Justiça condena psicólogo a 55 anos por estupro de menores
Decisão aponta abusos contra três meninos em Valinhos entre 2023 e 2024; defesa recorre e caso tramita sob segredo de justiça
A justiça de São Paulo condenou, nesta terça, 26, o psicólogo infantil Rafael Ladenthin Menezes a 55 anos e 5 meses de prisão por estupro de vulneráveis.
Segundo a sentença, os crimes ocorreram durante sessões de terapia na clínica do profissional em Valinhos, na região de Campinas, e vitimaram três meninos de 11 a 13 anos. A decisão afirma que houve exploração da vulnerabilidade dos pacientes no contexto terapêutico.
De acordo com o processo, os abusos foram praticados em 2023 e 2024. A condenação considera relatos e provas reunidas pela investigação, que atribuíram a Menezes a autoria dos atos durante atendimentos. A justiça paulista também fixou pagamento de R$ 20 mil a título de indenização para cada uma das vítimas.
O condenado está preso preventivamente desde julho de 2024. A manutenção da custódia foi mencionada no contexto da execução provisória da pena após a decisão de primeira instância. O órgão judicial não detalhou, no documento, eventuais medidas adicionais de proteção às famílias.

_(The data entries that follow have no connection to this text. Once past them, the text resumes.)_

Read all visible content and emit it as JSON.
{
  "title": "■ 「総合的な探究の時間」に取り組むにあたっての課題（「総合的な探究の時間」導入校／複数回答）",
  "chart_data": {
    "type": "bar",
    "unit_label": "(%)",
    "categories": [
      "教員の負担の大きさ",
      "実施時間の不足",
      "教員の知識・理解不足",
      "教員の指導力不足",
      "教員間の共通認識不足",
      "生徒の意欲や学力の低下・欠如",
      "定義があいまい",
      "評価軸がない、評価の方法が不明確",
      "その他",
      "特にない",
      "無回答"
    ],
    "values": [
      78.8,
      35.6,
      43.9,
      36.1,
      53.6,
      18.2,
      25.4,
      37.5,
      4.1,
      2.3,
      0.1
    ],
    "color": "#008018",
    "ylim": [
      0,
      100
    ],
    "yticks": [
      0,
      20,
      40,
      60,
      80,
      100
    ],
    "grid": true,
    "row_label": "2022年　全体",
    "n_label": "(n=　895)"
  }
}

A defesa de Rafael Ladenthin Menezes recorreu da decisão. No recurso, os advogados apontam possíveis nulidades processuais e alegam cerceamento de defesa. O tribunal não informou prazo para julgamento do recurso. Até a análise pela instância competente, permanecem válidos os termos da condenação.
O caso tramita sob segredo de justiça. Por esse motivo, informações sensíveis dos autos não foram divulgadas publicamente. O sigilo foi aplicado em razão da natureza dos crimes e da idade das vítimas, conforme consta na decisão. Não há, no processo, divulgação de trechos de laudos ou de depoimentos que permitam identificar os meninos.
A sentença descreve que os crimes se deram no ambiente de consultório, durante atendimentos regulares. A justiça de São Paulo considerou que o vínculo terapêutico e a idade dos pacientes configuraram o cenário de vulnerabilidade. O texto da decisão enfatiza que a responsabilidade profissional foi usada para praticar os atos, o que reforçou a gravidade jurídica dos fatos.
Com a condenação, Menezes deverá cumprir pena privativa de liberdade e pagar as indenizações cíveis fixadas. A execução definitiva, no entanto, depende do trânsito em julgado, etapa não alcançada enquanto houver recursos pendentes. A justiça paulista não informou se haverá nova audiência para reavaliar as medidas cautelares.
As vítimas e suas famílias seguirão atendidas pelos canais de apoio previstos em lei, segundo a documentação judicial. A vara responsável não divulgou cronograma de próximos atos processuais.